Advanced knowledge and skills: Political movements and changing needs of individuals and communities have influenced the development of new roles and responsibilities35. In practice, new demands and reduced resources call for a higher level of clinical autonomy2. Central to an advanced nursing role is the continued development of service and care standards, with an holistic rather than technical focus35. The studies demonstrated the RANs provide an advanced level of clinical care and implement practice changes according to client need and service demands4. This necessitates awareness of local health and social demographics in order to provide appropriate primary health services matched to broader community needs. The assimilation of local knowledge and resident experiences into service planning is essential to strengthen health outcomes34. Forged partnerships, for example with RAV, have resulted in a contextually relevant professional training program. Partnership developments and targeted education are integral to maintaining the delivery of quality emergency and advanced clinical care for the remote communities.

Expanding practice scope: Restructuring of local government public health programs and reduced access to health professionals have led the RANs to 'pick up' some programs affected by resource constraints, for example immunisation programs. Other specific services provided to their local communities include womens' health, first-aid training, trauma management and palliative care4,5. Cognizant that effective and safe practice is founded not only on clinical competence, but also on education35, the RANs have undertaken additional education to support role expansion, and the legal and professional issues surrounding these changes5. Mental health has become a significant part of the nurses' scope of practice. Counselling, support, mental health first-aid training programs, mental health assessments and referrals are some of the new knowledge and skills developed.

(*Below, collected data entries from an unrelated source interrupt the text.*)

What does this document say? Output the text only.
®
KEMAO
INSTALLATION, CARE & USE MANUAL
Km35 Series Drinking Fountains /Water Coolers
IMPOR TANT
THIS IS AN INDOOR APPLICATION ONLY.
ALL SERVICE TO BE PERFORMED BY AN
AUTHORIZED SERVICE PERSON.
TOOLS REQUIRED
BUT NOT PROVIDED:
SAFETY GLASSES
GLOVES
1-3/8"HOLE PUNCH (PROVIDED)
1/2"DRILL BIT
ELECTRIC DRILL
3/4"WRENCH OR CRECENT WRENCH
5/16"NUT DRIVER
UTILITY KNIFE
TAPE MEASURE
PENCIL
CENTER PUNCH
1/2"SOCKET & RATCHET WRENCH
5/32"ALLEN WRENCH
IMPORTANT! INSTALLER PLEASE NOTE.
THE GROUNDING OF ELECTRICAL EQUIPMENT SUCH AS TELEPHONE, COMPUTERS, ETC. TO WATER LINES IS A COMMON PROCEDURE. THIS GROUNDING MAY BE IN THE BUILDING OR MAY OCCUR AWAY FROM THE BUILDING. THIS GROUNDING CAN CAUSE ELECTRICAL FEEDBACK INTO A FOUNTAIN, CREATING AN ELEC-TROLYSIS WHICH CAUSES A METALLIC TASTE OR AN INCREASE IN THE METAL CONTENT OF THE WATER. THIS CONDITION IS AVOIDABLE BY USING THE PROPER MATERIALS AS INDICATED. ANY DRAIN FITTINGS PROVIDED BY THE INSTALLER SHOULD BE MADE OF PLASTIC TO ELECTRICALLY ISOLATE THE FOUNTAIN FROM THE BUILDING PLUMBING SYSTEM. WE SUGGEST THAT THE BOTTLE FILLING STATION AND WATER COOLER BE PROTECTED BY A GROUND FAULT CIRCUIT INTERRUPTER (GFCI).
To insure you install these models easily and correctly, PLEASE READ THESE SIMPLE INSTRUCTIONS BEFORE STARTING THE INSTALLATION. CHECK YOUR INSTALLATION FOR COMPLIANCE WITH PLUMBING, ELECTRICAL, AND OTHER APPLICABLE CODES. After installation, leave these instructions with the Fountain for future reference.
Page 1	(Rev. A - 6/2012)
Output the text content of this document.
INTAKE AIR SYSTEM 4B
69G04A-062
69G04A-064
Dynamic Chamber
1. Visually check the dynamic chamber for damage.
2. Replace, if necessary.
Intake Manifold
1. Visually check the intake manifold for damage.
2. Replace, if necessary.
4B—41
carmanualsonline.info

Care coordination: Nurses practising at an advanced level have demonstrated excellent care outcomes attributable to their roles as case managers36. As the only health service providers, the RANs administer and coordinate most of the health care. The remote residents are provided with ready access to skills and expertise to support and assist care management. The nurses also have the advantage of patient familiarity and local social and health agency networks to anticipate care needs. Effective collaboration with allied health colleagues maximises care planning and resources for residents with long-term needs34. In this respect, the RANs contribute to high quality remote health care by providing regular assessments, treatment support, professional collaboration and follow up along the care continuum5.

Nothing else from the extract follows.